We get back to his place and play a little Tiesto to set the mood. The bed is so inviting to our bodies that are calling out to each other. I want to get out of my clothes, so I ask for a shirt and some boxers. I'm not afraid to show him exactly what I'm looking to do and what I want to happen. We both get comfortable in the bed and just talk and look at the time on the ceiling. Time starts to pass and it gets later and later. I let him know that I'm surprised that he even had feelings for me. He lets me know that he has been in love with me for years but was just afraid to tell me. I can't believe my ears. Could we finally experience the life we were supposed to have together? I let him know before anything goes any further that I'm not a single woman. He understands but I can tell he is hurt by the news. I, however, don't let that stop our night from ending the way I want it to. We turn and stare into each others eyes with such passion. I have not felt such passion in a long time, then the magic moment happens, we kiss and it is just like I imagined, heaven. We get lost in the moment and in the passion. It starts to get heavy, but I can't. I stop him even though I don't want the night to end. I leave him with sadness in my eyes and heart but he leaves me with a kiss I can't forget. This nights makes me realize, my relationship with my boyfriend of 2 years must end.
My relationship ends and I think," Yes, I can finally be with the person that fuels my flame." I however ended up very disappointed. After my breakup, I talk to my lighter fluid and he seems different towards me. He does not talk as much and seems cold towards me. I don't understand so i let him know again that I am interested in pursuing a relationship and he does not turn me down, he agrees. I'm thinking, "Perfect." How wrong again I was. Right after he tells me this, he starts talking and flirting with another girl in front of me.

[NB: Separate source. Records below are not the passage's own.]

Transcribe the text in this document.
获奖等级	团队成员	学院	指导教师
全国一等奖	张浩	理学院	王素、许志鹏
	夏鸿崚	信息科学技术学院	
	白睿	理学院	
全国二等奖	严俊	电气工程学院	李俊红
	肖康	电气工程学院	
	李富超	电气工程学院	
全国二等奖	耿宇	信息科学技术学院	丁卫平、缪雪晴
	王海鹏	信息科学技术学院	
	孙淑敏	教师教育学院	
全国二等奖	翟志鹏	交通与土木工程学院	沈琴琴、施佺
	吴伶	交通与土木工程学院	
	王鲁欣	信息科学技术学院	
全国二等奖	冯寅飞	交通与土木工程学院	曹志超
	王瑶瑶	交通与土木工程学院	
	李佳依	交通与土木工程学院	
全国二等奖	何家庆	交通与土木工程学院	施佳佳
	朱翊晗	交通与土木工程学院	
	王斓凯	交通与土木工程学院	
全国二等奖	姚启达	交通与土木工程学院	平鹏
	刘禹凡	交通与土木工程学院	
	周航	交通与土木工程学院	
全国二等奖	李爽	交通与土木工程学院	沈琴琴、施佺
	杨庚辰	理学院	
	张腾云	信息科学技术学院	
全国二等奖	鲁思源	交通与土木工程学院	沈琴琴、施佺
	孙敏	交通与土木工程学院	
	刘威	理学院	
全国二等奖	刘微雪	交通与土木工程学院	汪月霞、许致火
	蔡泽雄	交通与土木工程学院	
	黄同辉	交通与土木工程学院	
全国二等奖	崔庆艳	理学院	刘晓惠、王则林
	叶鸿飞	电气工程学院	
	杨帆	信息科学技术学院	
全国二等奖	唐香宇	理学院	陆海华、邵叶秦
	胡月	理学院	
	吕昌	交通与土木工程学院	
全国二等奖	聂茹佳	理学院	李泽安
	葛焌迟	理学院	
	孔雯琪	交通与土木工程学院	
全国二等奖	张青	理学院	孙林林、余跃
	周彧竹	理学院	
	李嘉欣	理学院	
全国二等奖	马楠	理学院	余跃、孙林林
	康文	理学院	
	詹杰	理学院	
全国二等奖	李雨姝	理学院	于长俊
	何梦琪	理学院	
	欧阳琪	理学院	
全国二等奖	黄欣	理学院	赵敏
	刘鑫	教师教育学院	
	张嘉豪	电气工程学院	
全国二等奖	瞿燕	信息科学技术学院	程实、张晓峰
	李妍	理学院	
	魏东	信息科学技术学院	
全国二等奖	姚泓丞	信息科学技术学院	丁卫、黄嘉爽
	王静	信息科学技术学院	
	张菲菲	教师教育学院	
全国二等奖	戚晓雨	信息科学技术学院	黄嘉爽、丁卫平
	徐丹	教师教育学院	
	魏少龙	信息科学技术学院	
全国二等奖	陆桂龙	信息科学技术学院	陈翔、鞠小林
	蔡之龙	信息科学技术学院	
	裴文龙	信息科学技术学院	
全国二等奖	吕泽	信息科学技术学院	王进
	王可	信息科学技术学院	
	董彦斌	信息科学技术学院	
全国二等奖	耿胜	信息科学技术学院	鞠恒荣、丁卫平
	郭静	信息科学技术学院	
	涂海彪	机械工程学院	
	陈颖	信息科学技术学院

I could not believe my eyes. How could he break my heart like this? I immediately leave and cry all the way home. The next day he finds out how heartbroken I am and decides to send me an apology. He explains how he can not give me what I want and need. This does not make sense. How can you tell me that you love me but don't want to pursue anything with me then I think that I've been used. He just said that to sleep with me, which hurts even more. Our situation to this day has not changed and it is still devastating. How can you lie to my face and lead me on to only deny me in the end? You never explained your feelings and why you can not give me what I want? Help me to understand.
Now, if this situation had actually happened what would you do? Can you explain his behaviour and is this the end of something that had the potential to be great? Situations like this arise way too often and the majority of the time the girl is the one who is lost and confused. In some situations though the guy is the one lost and confused. How do you deal with this? Do you think there is a way to get the other person to finally come clean and talk or is it really a lost cause and just lost pieces of laundry?

2 comments:

JEM said...

SO I was going to read this tonight, yet my little sickly self cannot sit up this long but it'll be on desktop first thing.
Love ya,

J

JEM said...

Ok first of all...You're not Zane. You can't go around like a soror of APF. Furthermore, forget them all and find some one tall, sexy, smart SINGLE and chocolate....or caramel a la CK :) Have a great week.